You may think there are lots of reasons not to, but they don't add up.

There's not a person in America – except for maybe the guy who's literally been hiding in a cave for the past year and a half – who doesn't realize that what happens on Tuesday, Nov. 6 will have a significant impact on citizens. The big questions are who and how many will be affected, and what kind(s) of impact will be felt.

Contrary to what naysayers believe, most adults in this nation do have a say in addressing these questions and ultimately control the outcome, in groups. It's called voting.

Voter turnout in the United States is much lower than in most other nations' well-established democracies. The reasons and excuses for this are as varied as the colors of the rainbow and cannot be attributed to one particular thing. A few to look at:

• My vote won't count – This age-old excuse has been shot down many times in local elections, especially those that were ultimately decided with a coin toss that could have been averted if only that guy who was going to vote for the incumbent but instead chose to go home and sleep after a long day at work.

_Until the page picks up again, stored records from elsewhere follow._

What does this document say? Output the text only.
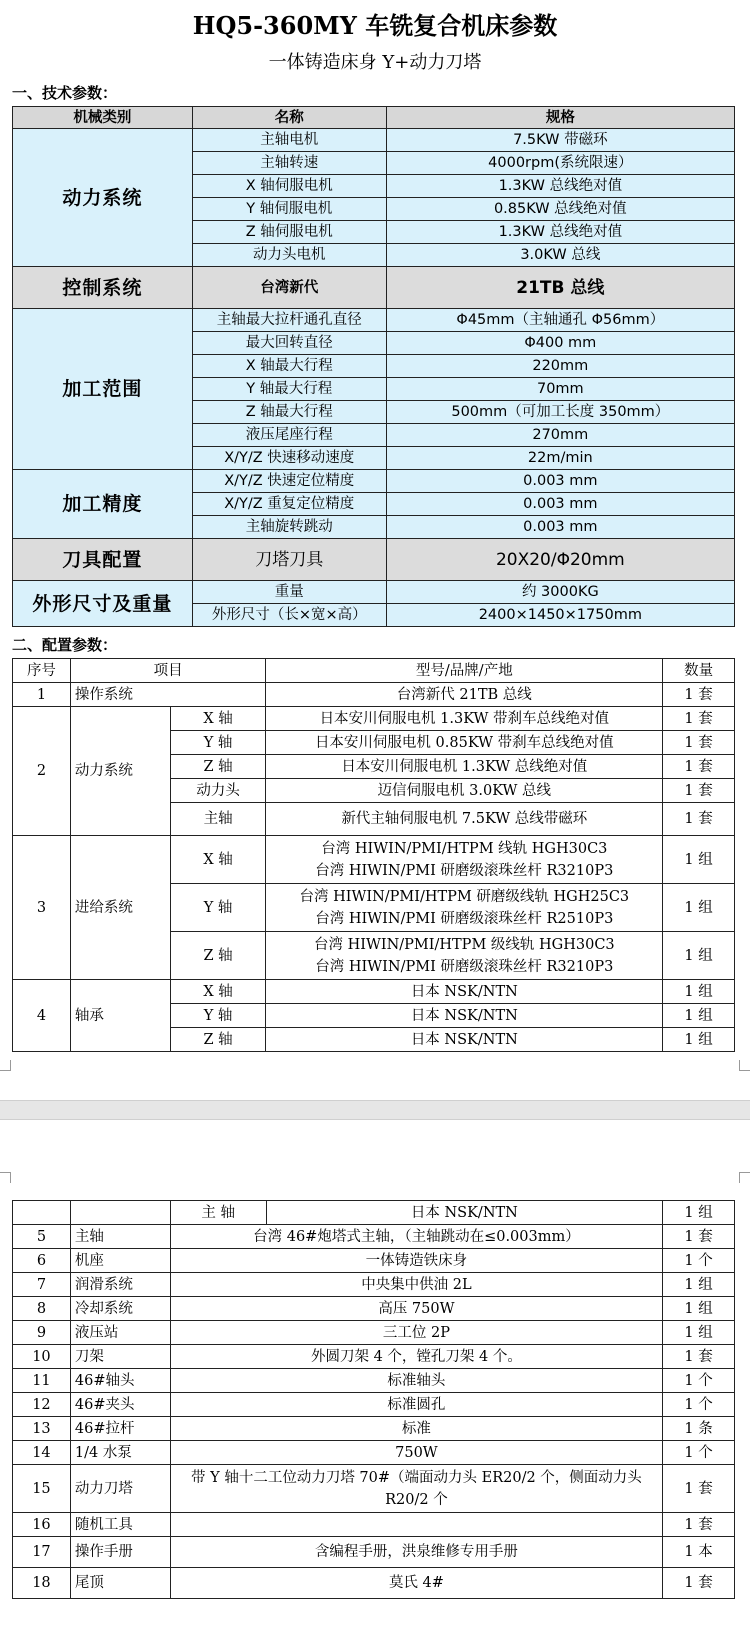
HQ5-360MY 车铣复合机床参数
一体铸造床身 Y+动力刀塔
一、技术参数：
机械类别	名称	规格
动力系统	主轴电机	7.5KW 带磁环
	主轴转速	4000rpm(系统限速）
	X 轴伺服电机	1.3KW 总线绝对值
	Y 轴伺服电机	0.85KW 总线绝对值
	Z 轴伺服电机	1.3KW 总线绝对值
	动力头电机	3.0KW 总线
控制系统	台湾新代	21TB 总线
加工范围	主轴最大拉杆通孔直径	Φ45mm（主轴通孔 Φ56mm）
	最大回转直径	Φ400 mm
	X 轴最大行程	220mm
	Y 轴最大行程	70mm
	Z 轴最大行程	500mm（可加工长度 350mm）
	液压尾座行程	270mm
	X/Y/Z 快速移动速度	22m/min
加工精度	X/Y/Z 快速定位精度	0.003 mm
	X/Y/Z 重复定位精度	0.003 mm
	主轴旋转跳动	0.003 mm
刀具配置	刀塔刀具	20X20/Φ20mm
外形尺寸及重量	重量	约 3000KG
	外形尺寸（长×宽×高）	2400×1450×1750mm
二、配置参数：
序号	项目		型号/品牌/产地	数量
1	操作系统		台湾新代 21TB 总线	1 套
2	动力系统	X 轴	日本安川伺服电机 1.3KW 带刹车总线绝对值	1 套
		Y 轴	日本安川伺服电机 0.85KW 带刹车总线绝对值	1 套
		Z 轴	日本安川伺服电机 1.3KW 总线绝对值	1 套
		动力头	迈信伺服电机 3.0KW 总线	1 套
		主轴	新代主轴伺服电机 7.5KW 总线带磁环	1 套
3	进给系统	X 轴	台湾 HIWIN/PMI/HTPM 线轨 HGH30C3
台湾 HIWIN/PMI 研磨级滚珠丝杆 R3210P3	1 组
		Y 轴	台湾 HIWIN/PMI/HTPM 研磨级线轨 HGH25C3
台湾 HIWIN/PMI 研磨级滚珠丝杆 R2510P3	1 组
		Z 轴	台湾 HIWIN/PMI/HTPM 级线轨 HGH30C3
台湾 HIWIN/PMI 研磨级滚珠丝杆 R3210P3	1 组
4	轴承	X 轴	日本 NSK/NTN	1 组
		Y 轴	日本 NSK/NTN	1 组
		Z 轴	日本 NSK/NTN	1 组
		主 轴	日本 NSK/NTN	1 组
5	主轴	台湾 46#炮塔式主轴，（主轴跳动在≤0.003mm）		1 套
6	机座	一体铸造铁床身		1 个
7	润滑系统	中央集中供油 2L		1 组
8	冷却系统	高压 750W		1 组
9	液压站	三工位 2P		1 组
10	刀架	外圆刀架 4 个，镗孔刀架 4 个。		1 套
11	46#轴头	标准轴头		1 个
12	46#夹头	标准圆孔		1 个
13	46#拉杆	标准		1 条
14	1/4 水泵	750W		1 个
15	动力刀塔	带 Y 轴十二工位动力刀塔 70#（端面动力头 ER20/2 个，侧面动力头 R20/2 个		1 套
16	随机工具			1 套
17	操作手册	含编程手册，洪泉维修专用手册		1 本
18	尾顶	莫氏 4#		1 套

While elections on the magnitude of national and even state levels are certainly a different story, the tight races and recounts of recent years make one wonder what would have happened if all those people who didn't vote because they felt it didn't mater had decided to show up at the polls.

• I hate all politicians. They're all a bunch of whiners, mud-slingers, crooks and jerks. – This is certainly true of some, but there are still those sincere people who are running for office because they genuinely want to make a difference. Look for these guys; they're keepers and will do right by you. And if, by chance, there is absolutely no one on the ballot you care to vote for, write in someone's name that you do; Big Bird, BFF and your favorite teacher are a few suggestions.

• Money rules the election, and only the rich win. – Unfortunately, the first part of this excuse tends to be true more often than not. The candidate who rakes in the most campaign contributions tends to get elected, but not always. There are some who are simply more popular, well-known and liked than their opponents and don't need the big bucks to prevail. What really gets these ones into their office of choice, though, is the fact that their supporters came out in droves to support them.

• I don't know enough about the candidates or amendments to me a sound ballot decision. – We could all say that at one time or another, right? And if we did, who, pray tell, could even get elected?

There are plenty of resources out there, online and elsewhere, to find out more. You needn't be an expert on any of these things. Just make up your prior to voting and stick to that decision.

The bottom line is GET OUT AND VOTE. It's a privilege not to be taken for granted but to use wisely. The population of the nation is not being fairly or proportionally represented if people of all incomes and other demographics are not turning out at the polls. There's nothing more prestigious than to proudly wear that red and white "I Voted" sticker all around town after walking out of the polling place.